Le conseil communautaire peut opter à la majorité simple pour la FPU qui a remplacé la TPU (taxe professionnelle unique), depuis la suppression de la taxe professionnelle (au 1er janvier 2010), et l’instauration de la contribution économique territoriale (CET). Le conseil communautaire est alors substitué aux communes pour l’application des dispositions relatives à la CET sur l’ensemble du territoire (taux, abattements, exonérations).

Rappel :

La CET comprend deux parts :

  • La cotisation foncière des entreprises (CFE),
  • Et la cotisation sur la valeur ajoutée des entreprises (CVAE).

Les assemblées délibérantes ont un pouvoir de taux sur la seule CFE. Le taux de CVAE est fixé au niveau national (1,5%). L’EPCI perçoit l’intégralité de l’impôt économique qui est sa seule ressource fiscale.

Afin d’éviter des ajustements trop brutaux du taux de CFE, par rapport aux taux communaux de l’année précédente qui sont forcément différents d’une commune à l’autre, le législateur a institué, à titre obligatoire, un système d’intégration fiscale progressive s’étalant de 1 à 12 ans.

Le taux moyen de CFE à atteindre est égal à la moyenne des taux communaux, pondérée par la masse de CFE de chaque commune. En conséquence, le taux moyen de CFE sera voisin de celui de la commune qui a la base la plus importante de CFE. C’est mathématique. C’est pour éviter une variation importante de la CFE à la grande majorité des entreprises.

C’est la période d’intégration pendant laquelle les taux des communes membres seront différents et convergeront vers le taux moyen défini.

Si la différence entre le taux le plus élevé et le moins élevé, pondéré par les bases, est inférieur à 90%, l’assemblée délibérante peut décider de lisser l’harmonisation sur une durée de 2 à 12 ans.

A contrario, si le rapport est supérieur à 90%, ce qui signifie qu’il y a peu d’écart, l’harmonisation doit se faire obligatoirement sur 1 an.

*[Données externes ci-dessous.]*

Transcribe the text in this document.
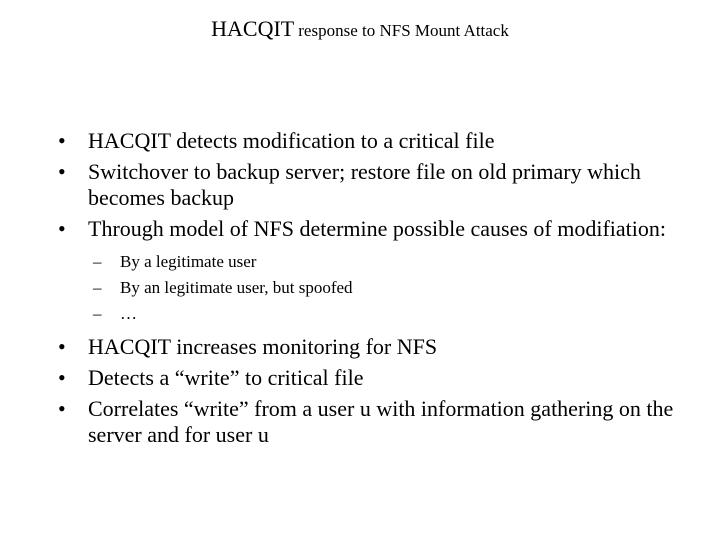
HACQIT response to NFS Mount Attack
•	HACQIT detects modification to a critical file
•	Switchover to backup server; restore file on old primary which becomes backup
•	Through model of NFS determine possible causes of modifiation:
– By a legitimate user
– By an legitimate user, but spoofed
– …
•	HACQIT increases monitoring for NFS
•	Detects a “write” to critical file
•	Correlates “write” from a user u with information gathering on the server and for user u
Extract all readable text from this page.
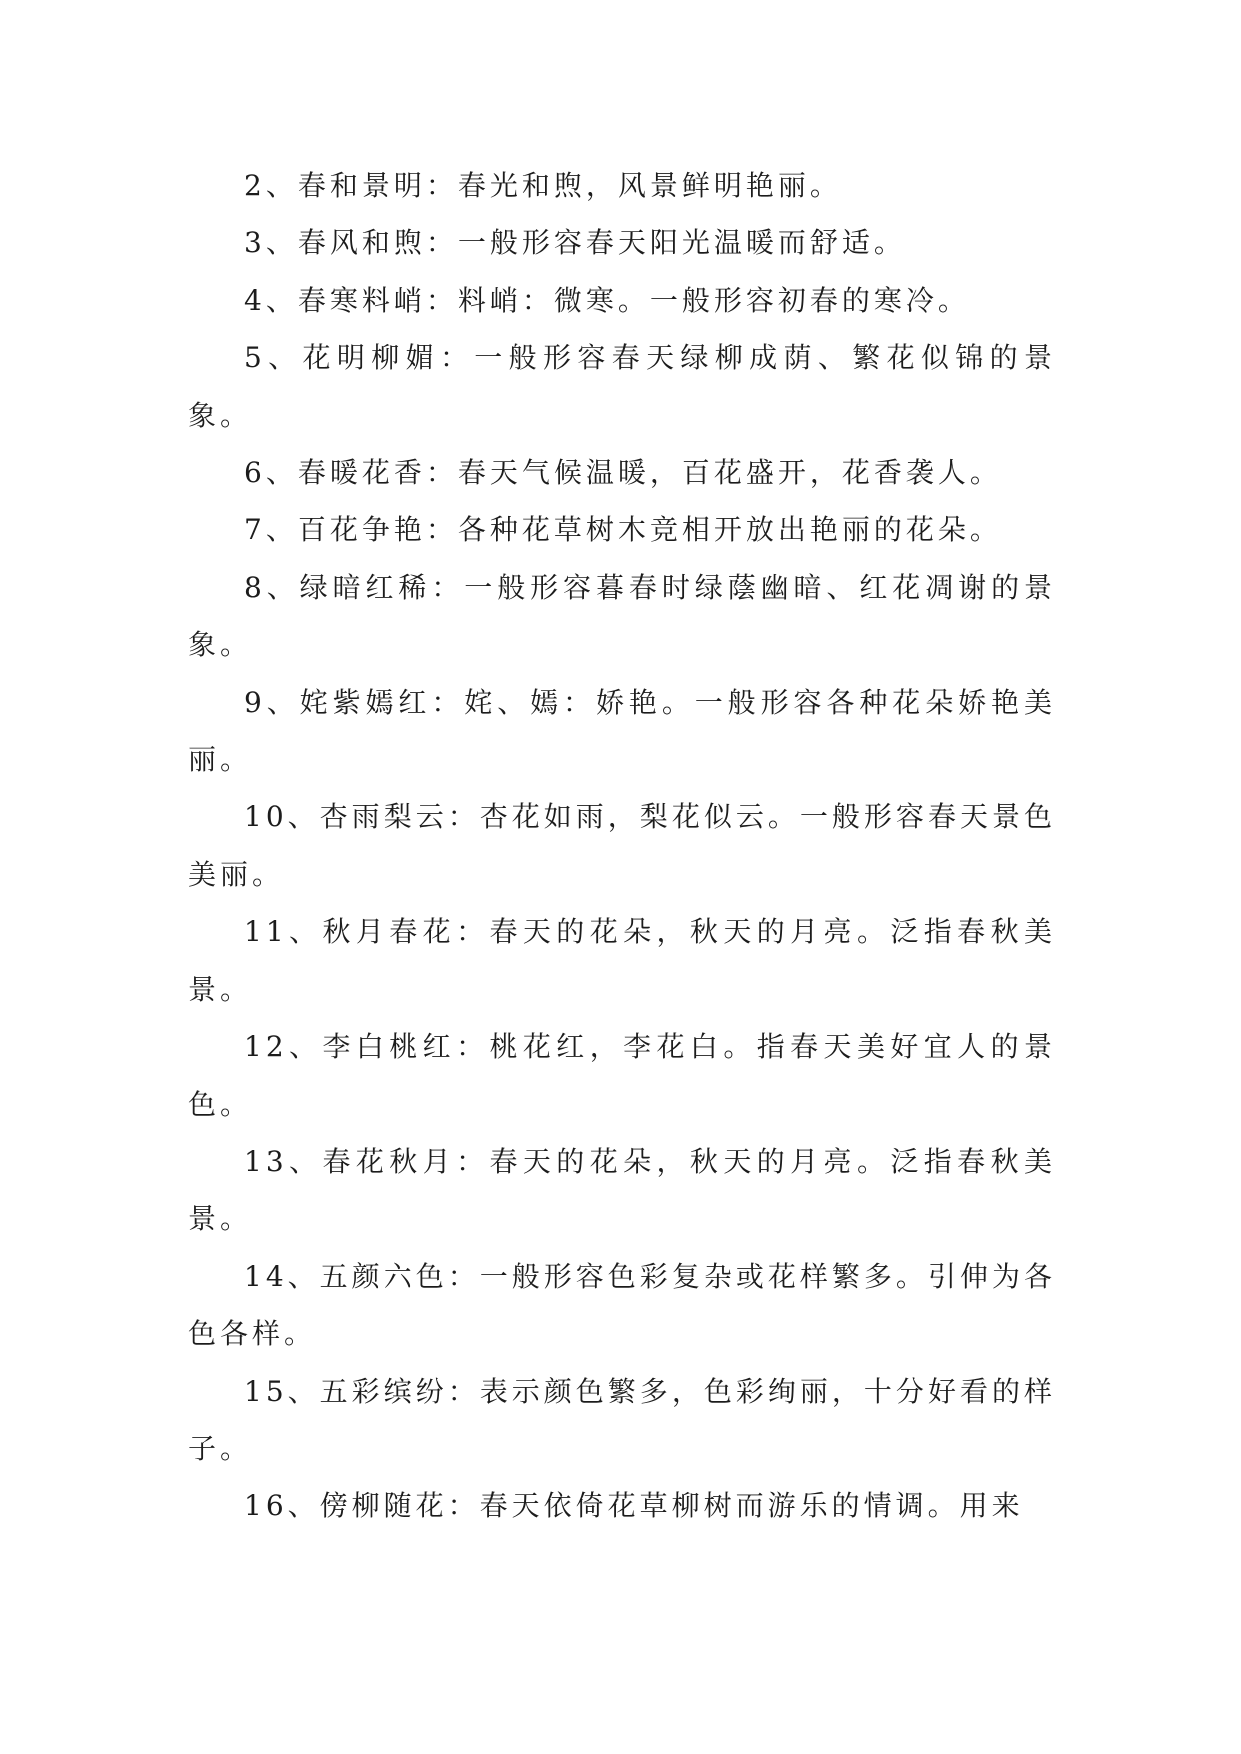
2、春和景明：春光和煦，风景鲜明艳丽。

3、春风和煦：一般形容春天阳光温暖而舒适。

4、春寒料峭：料峭：微寒。一般形容初春的寒冷。

5、花明柳媚：一般形容春天绿柳成荫、繁花似锦的景象。

6、春暖花香：春天气候温暖，百花盛开，花香袭人。

7、百花争艳：各种花草树木竞相开放出艳丽的花朵。

8、绿暗红稀：一般形容暮春时绿蔭幽暗、红花凋谢的景象。

9、姹紫嫣红：姹、嫣：娇艳。一般形容各种花朵娇艳美丽。

10、杏雨梨云：杏花如雨，梨花似云。一般形容春天景色美丽。

11、秋月春花：春天的花朵，秋天的月亮。泛指春秋美景。

12、李白桃红：桃花红，李花白。指春天美好宜人的景色。

13、春花秋月：春天的花朵，秋天的月亮。泛指春秋美景。

14、五颜六色：一般形容色彩复杂或花样繁多。引伸为各色各样。

15、五彩缤纷：表示颜色繁多，色彩绚丽，十分好看的样子。

16、傍柳随花：春天依倚花草柳树而游乐的情调。用来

Principe de calcul de la durée d’intégration

En admettant dans l’exemple précédent que la période d’intégration soit de 7 ans, l’évolution des taux de chacune des 5 communes se fera de la manière suivante :

Pendant cette période d’intégration, le conseil communautaire :

  • Peut faire varier ce taux, soit à la baisse, soit à la hausse. Dans ce cas, l’évolution du taux de chaque commune est recalculée mais la période d’intégration ne change pas,
  • Ne peut pas remettre en cause le choix de la FPU pendant la période d’intégration.

En cas de passage à la FPU, l’EPCI a l’obligation de verser aux communes une attribution de compensation.

Si la communauté de communes avait mis en place la fiscalité additionnelle, celle-ci est transférée aux communes.

Exemple :

TAUX TH COMMUNE | TAUX TH CC | TOTAL

ANNEE N-1 | 14 | 2 | 16

ANNEE N | 16 | 0 | 16

Le passage est donc indolore pour le contribuable qui aura toujours un taux de 16 mais en totalité communal au lieu de 14 à la commune avant et 2 à la communauté de communes.

Fiscalité locale française

1.1.3. La fiscalité mixte

C’est la combinaison des deux régimes précédents, fiscalité additionnelle plus FPU. L’EPCI encaisse donc toute la FPU plus les trois autres taxes (TH, FB, FNB). La commune encaisse aussi ces trois taxes.

Dans cette hypothèse, comme pour la fiscalité additionnelle, la fiscalité des ménages de l’EPCI s’ajoute à la fiscalité ménages des communes membres.

La décision du conseil communautaire se prend à la majorité simple. Le contribuable paiera donc plus sauf si un pacte financier est passé entre l’EPCI et les communes pour optimiser les recettes fiscales et les dotations de l’Etat.

L’objectif est d’arriver fiscalement à une « opération blanche » pour le contribuable tout en majorant les dotations de l’Etat pour le territoire.

FPU ou fiscalité mixte ?

Depuis la réforme de la TP, les EPCI à fiscalité propre ont récupéré dans le panier fiscal la TH du conseil départemental et le FNB perçu auparavant par le conseil départemental et le conseil régional. De ce fait, un EPCI en FPU vote désormais, chaque année, également un taux de TH et de FNB.